College van Beroep voor het bedrijfsleven
- Zaaknummers:
- AWB 14/17
- Datum uitspraak:
- 27 februari 2014
- Oordeel:
- verzoek om uitstel afgewezen
- Maatregel:
- geen
- Status:
- definitief
- Vindplaats:
- ECLI:NL:CBB:2014:76
Lex van Almelo
Belangrijkste feiten
In maart 2013 krijgt een accountant-administratieconsulent te horen dat het interne stelsel van kwaliteitsbeheersing in zijn kantoor onvoldoende is. In één van de gecontroleerde dossiers gaat het om een inbrengverklaring, waarbij de accountant de software die de cliënt had ontwikkeld met onvoldoende diepgang heeft gewaardeerd. Bovendien heeft hij de uitgevoerde werkzaamheden en de bevindingen van deskundigen onvoldoende vastgelegd in het dossier en was de inbrengverklaring onjuist. De accountant krijgt zes weken om een verbeterplan in te dienen, dat hij binnen twee jaar moet hebben uitgevoerd.
De accountant maakt vergeefs bezwaar tegen het oordeel en stelt daarna beroep in bij het College van Beroep voor het bedrijfsleven.
In afwachting van het oordeel in hoger beroep verzoekt hij de voorzieningenrechter bij het college alvast om uitstel voor het inleveren van het verbeterplan. Zolang het eindoordeel niet onherroepelijk vaststaat, wil hij geen verbeterplan indienen, omdat hij daarmee zou erkennen dat er ernstige tekortkomingen in zijn kwaliteitsstelsel zouden zijn.

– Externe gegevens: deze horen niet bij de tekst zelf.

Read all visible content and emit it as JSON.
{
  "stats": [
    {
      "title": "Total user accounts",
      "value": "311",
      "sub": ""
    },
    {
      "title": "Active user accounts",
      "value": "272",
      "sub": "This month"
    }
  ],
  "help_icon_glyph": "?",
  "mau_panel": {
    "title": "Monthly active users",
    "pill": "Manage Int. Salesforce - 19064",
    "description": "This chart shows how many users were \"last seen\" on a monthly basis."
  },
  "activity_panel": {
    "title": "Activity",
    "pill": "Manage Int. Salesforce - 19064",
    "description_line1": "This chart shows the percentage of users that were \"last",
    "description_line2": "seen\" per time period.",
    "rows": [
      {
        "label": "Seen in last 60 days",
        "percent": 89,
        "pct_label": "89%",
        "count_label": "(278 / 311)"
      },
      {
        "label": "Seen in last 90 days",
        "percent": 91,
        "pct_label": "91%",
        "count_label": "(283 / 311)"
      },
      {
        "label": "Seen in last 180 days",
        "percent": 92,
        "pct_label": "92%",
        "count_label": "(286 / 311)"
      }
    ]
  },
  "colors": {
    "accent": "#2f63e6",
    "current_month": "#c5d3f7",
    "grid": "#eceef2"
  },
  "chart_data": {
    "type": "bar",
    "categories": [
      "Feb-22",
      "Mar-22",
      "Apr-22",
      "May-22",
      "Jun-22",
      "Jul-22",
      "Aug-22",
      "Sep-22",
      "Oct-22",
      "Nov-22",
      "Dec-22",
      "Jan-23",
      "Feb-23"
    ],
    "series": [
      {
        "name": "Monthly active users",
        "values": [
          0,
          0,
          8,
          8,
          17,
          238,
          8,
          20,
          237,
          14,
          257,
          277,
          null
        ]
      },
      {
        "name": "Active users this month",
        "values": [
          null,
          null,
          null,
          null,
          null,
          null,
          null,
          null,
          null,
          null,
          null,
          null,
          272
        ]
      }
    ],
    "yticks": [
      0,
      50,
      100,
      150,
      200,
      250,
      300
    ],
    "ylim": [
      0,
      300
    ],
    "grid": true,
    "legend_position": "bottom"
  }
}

De accountant zegt op voorhand toe alle medewerking te verlenen als het beroep ongegrond wordt verklaard. Maar tot die tijd wil hij zich volledig concentreren op zijn cliënten en de groei van zijn kantoor. Want de opdrachten die hij hoofdzakelijk uitvoert, zijn volgens de toetsers voldoende en na de omstreden inbrengverklaring heeft de accountant geen assurance-opdracht meer uitgevoerd. Hij sluit niet uit dat dit in de toekomst nog eens gebeurt. In dat geval zal hij een opdrachtgerichte kwaliteitsbeoordeling uitvoeren.

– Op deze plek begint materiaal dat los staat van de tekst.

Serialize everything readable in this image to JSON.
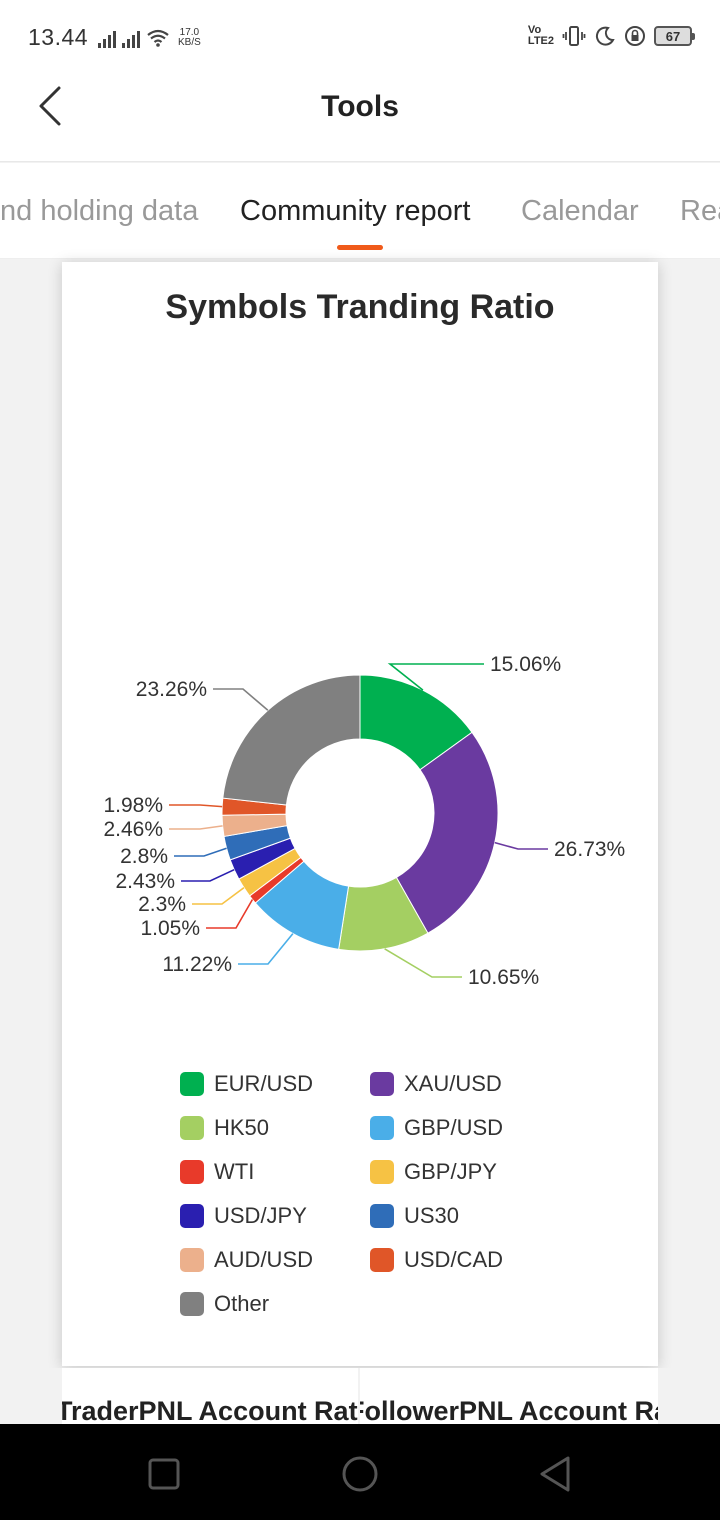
{
  "status_bar": {
    "time": "13.44",
    "speed_value": "17.0",
    "speed_unit": "KB/S",
    "volte_top": "Vo",
    "volte_bottom": "LTE2",
    "battery": "67"
  },
  "header": {
    "title": "Tools"
  },
  "tabs": [
    {
      "label": "Position holding data",
      "visible": "nd holding data"
    },
    {
      "label": "Community report",
      "active": true
    },
    {
      "label": "Calendar"
    },
    {
      "label": "Rea"
    }
  ],
  "card": {
    "title": "Symbols Tranding Ratio"
  },
  "chart_data": {
    "type": "pie",
    "title": "Symbols Tranding Ratio",
    "donut": true,
    "legend_position": "bottom",
    "slices": [
      {
        "name": "EUR/USD",
        "value": 15.06,
        "label": "15.06%",
        "color": "#00b050"
      },
      {
        "name": "XAU/USD",
        "value": 26.73,
        "label": "26.73%",
        "color": "#6a3aa0"
      },
      {
        "name": "HK50",
        "value": 10.65,
        "label": "10.65%",
        "color": "#a4cf62"
      },
      {
        "name": "GBP/USD",
        "value": 11.22,
        "label": "11.22%",
        "color": "#4aaee8"
      },
      {
        "name": "WTI",
        "value": 1.05,
        "label": "1.05%",
        "color": "#e83a2a"
      },
      {
        "name": "GBP/JPY",
        "value": 2.3,
        "label": "2.3%",
        "color": "#f6c244"
      },
      {
        "name": "USD/JPY",
        "value": 2.43,
        "label": "2.43%",
        "color": "#2a1fb0"
      },
      {
        "name": "US30",
        "value": 2.8,
        "label": "2.8%",
        "color": "#2f6db8"
      },
      {
        "name": "AUD/USD",
        "value": 2.46,
        "label": "2.46%",
        "color": "#ecb08c"
      },
      {
        "name": "USD/CAD",
        "value": 1.98,
        "label": "1.98%",
        "color": "#e05628"
      },
      {
        "name": "Other",
        "value": 23.26,
        "label": "23.26%",
        "color": "#808080"
      }
    ]
  },
  "bottom": {
    "left_title": "TraderPNL Account Ratio",
    "right_title": "FollowerPNL Account Ratio"
  }
}
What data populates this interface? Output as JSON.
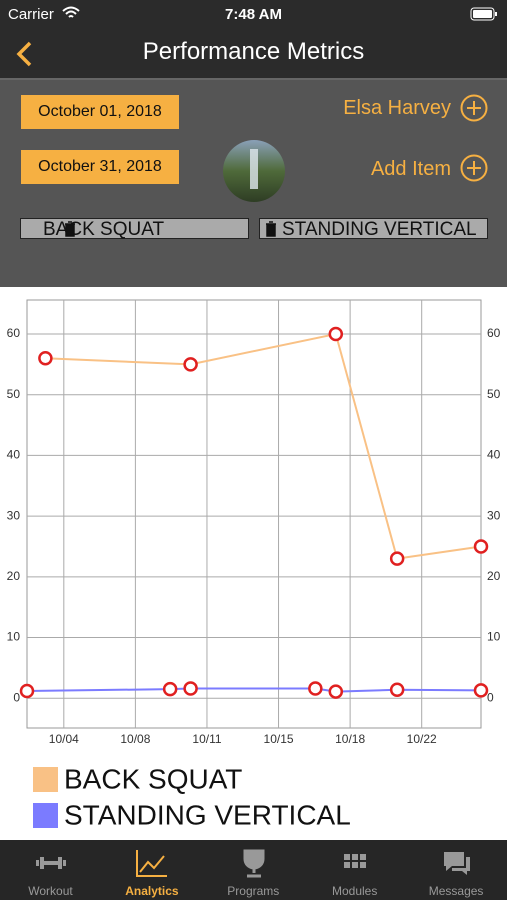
{
  "status_bar": {
    "carrier": "Carrier",
    "time": "7:48 AM"
  },
  "nav_bar": {
    "title": "Performance Metrics"
  },
  "controls": {
    "start_date": "October 01, 2018",
    "end_date": "October 31, 2018",
    "athlete": "Elsa Harvey",
    "add_item": "Add Item",
    "tags": [
      "BACK SQUAT",
      "STANDING VERTICAL"
    ]
  },
  "chart_data": {
    "type": "line",
    "series": [
      {
        "name": "BACK SQUAT",
        "color": "#f9c185",
        "x": [
          3.6,
          10.7,
          17.8,
          20.8,
          24.9
        ],
        "values": [
          56,
          55,
          60,
          23,
          25
        ]
      },
      {
        "name": "STANDING VERTICAL",
        "color": "#7b7bff",
        "x": [
          2.7,
          9.7,
          10.7,
          16.8,
          17.8,
          20.8,
          24.9
        ],
        "values": [
          1.2,
          1.5,
          1.6,
          1.6,
          1.1,
          1.4,
          1.3
        ]
      }
    ],
    "xlim": [
      2.7,
      24.9
    ],
    "xticks": [
      {
        "value": 4.5,
        "label": "10/04"
      },
      {
        "value": 8,
        "label": "10/08"
      },
      {
        "value": 11.5,
        "label": "10/11"
      },
      {
        "value": 15,
        "label": "10/15"
      },
      {
        "value": 18.5,
        "label": "10/18"
      },
      {
        "value": 22,
        "label": "10/22"
      }
    ],
    "ylim": [
      -4.9,
      65.6
    ],
    "yticks": [
      0,
      10,
      20,
      30,
      40,
      50,
      60
    ],
    "y2lim": [
      -4.9,
      65.6
    ],
    "y2ticks": [
      0,
      10,
      20,
      30,
      40,
      50,
      60
    ],
    "grid": true,
    "legend": "bottom"
  },
  "tab_bar": {
    "items": [
      "Workout",
      "Analytics",
      "Programs",
      "Modules",
      "Messages"
    ],
    "selected_index": 1
  }
}
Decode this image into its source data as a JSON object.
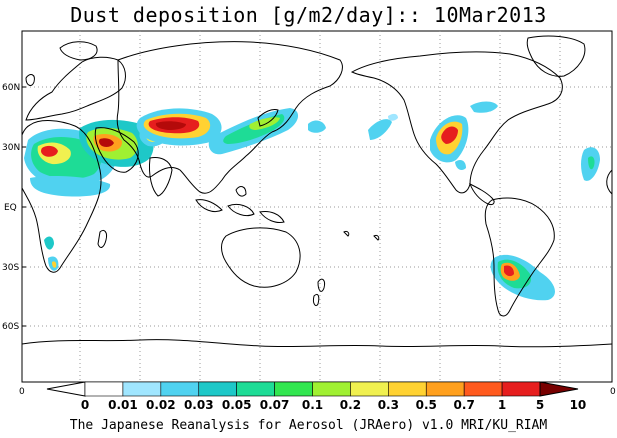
{
  "title": "Dust deposition [g/m2/day]:: 10Mar2013",
  "credit": "The Japanese Reanalysis for Aerosol (JRAero) v1.0 MRI/KU_RIAM",
  "axes": {
    "lat_labels": [
      "60N",
      "30N",
      "EQ",
      "30S",
      "60S"
    ],
    "corner_left": "0",
    "corner_right": "0"
  },
  "colorbar": {
    "labels": [
      "0",
      "0.01",
      "0.02",
      "0.03",
      "0.05",
      "0.07",
      "0.1",
      "0.2",
      "0.3",
      "0.5",
      "0.7",
      "1",
      "5",
      "10"
    ],
    "colors": [
      "#ffffff",
      "#a0e6ff",
      "#50d2f0",
      "#1ec8c8",
      "#1edc96",
      "#32e650",
      "#a0f032",
      "#f0f050",
      "#ffd232",
      "#ffa01e",
      "#ff5a1e",
      "#e61e1e",
      "#b40a0a",
      "#780000"
    ]
  }
}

De accountant voert verder aan dat de bezwaarcommissie hem weliswaar ongelijk gaf, maar ook een langere termijn (zes jaar) om een en ander te verbeteren.
Oordeel
De voorzieningenrechter wijst het verzoek om uitstel af. Dat de accountant bij de waardering van het immaterieel actief onvoldoende werkzaamheden heeft verricht, is een zware tekortkoming. De accountant heeft bovendien erkend dat hij op twee andere toetsingspunten tekort is geschoten.
Het negatieve eindoordeel is dus terecht en de accountant is daarom (op grond van artikel 11 lid vijf van de Verordening op de periodieke preventieve toetsing) verplicht een verbeterplan in te dienen binnen de termijn die de Raad van Toezicht van de NBA stelt.
De voorzieningenrechter concludeert dat het geen al te zware belasting is om een verbeterplan op te stellen, omdat de accountant zelf zegt dat hij:
- lering heeft getrokken uit de bevindingen van de periodieke toetsers;
- de kwaliteitsbeheersingsprocedure intussen al heeft verbeterd door in het digitaal kwaliteitshandboek op te nemen dat hij voortaan een opdrachtgerichte kwaliteitsbeoordeling uitvoert bij assurance-opdrachten;
- weinig tijd kwijt is met het opstellen van een verbeterplan.
Maatregel
Geen.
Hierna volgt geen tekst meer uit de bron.